What is an AI accelerator?
An AI accelerator is a dedicated processor designed to accelerate machine learning computations. Machine learning, and particularly its subset, deep learning is primarily composed of a large number of linear algebra computations, (i.e. matrix-matrix, matrix-vector operations) and these operations can be easily parallelized. AI accelerators are specialized hardware designed to accelerate these basic machine learning computations and improve performance, reduce latency and reduce cost of deploying machine learning based applications.
Why do we need specialized AI accelerators?
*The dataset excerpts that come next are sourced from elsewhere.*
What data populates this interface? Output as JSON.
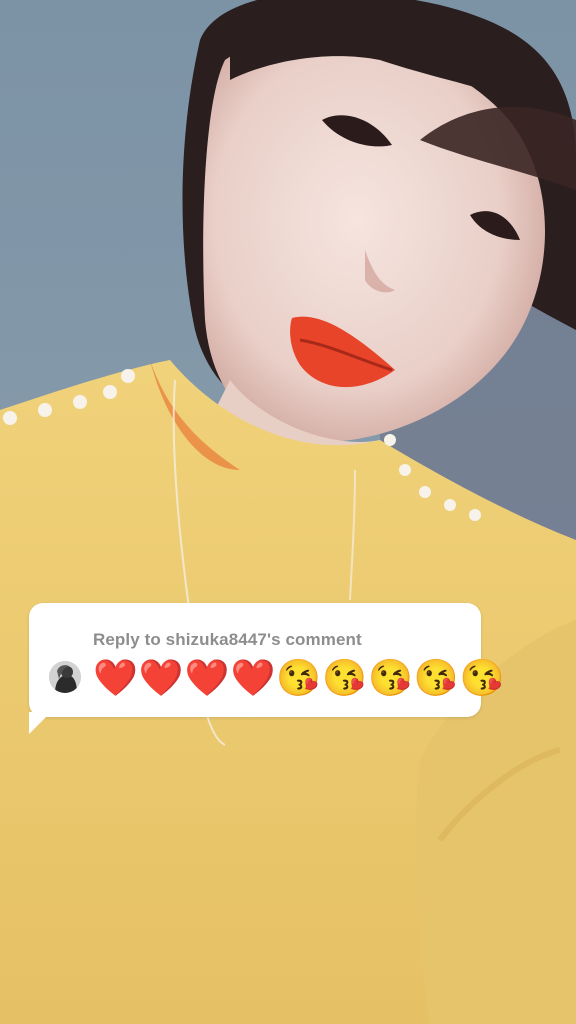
{
  "reply": {
    "header": "Reply to shizuka8447's comment",
    "comment_text": "❤️❤️❤️❤️😘😘😘😘😘"
  },
  "avatar": {
    "icon": "user-avatar"
  },
  "colors": {
    "card_background": "#ffffff",
    "header_text": "#8d8d8d",
    "sweater": "#e8c96a",
    "lips": "#e8442a"
  }
}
The two most important reasons for building dedicated processors for machine learning are:
- Energy efficiency
- Faster performance
Recent trends to improve model accuracy, have been to introduce larger models with more parameters and train them on larger data sets. As model sizes get larger, and current processors won’t be able to deliver the processing power needed to train or run inference on these models under tight time-to-train and inference latency requirements.
AI accelerators on the other hand can be designed with features to minimize memory access, offer larger on-chip cache and include dedicated hardware features to accelerate matrix-matrix computations. Since AI accelerators are purpose built devices it is “aware” of the algorithms that it runs on and its dedicated features will run it more efficiently than a general purpose processor.
List of popular AI accelerators for training
- NVIDIA GPUs: Available on AWS, GCP, Azure and at your local computer store (See my recommendation list on the left menu)
- AWS Tranium: Available on AWS
- Intel Habana Gaudi: Available on AWS (v1) and Intel DevCloud (v1 and v2)
- Google Cloud TPUs: Available on GCP and via Colab (v1-v4)
List of popular AI accelerators for inference
- NVIDIA GPUs: Available on AWS, GCP, Azure (See my recommendation list on the left menu)
- AWS Inferentia: Available on AWS (See my recommend blog post below)
- Intel Habana Gaudi: Available on AWS and Intel DevCloud (v1 and v2)
- Google Cloud TPUs: Available on GCP and via Colab (v1-v4)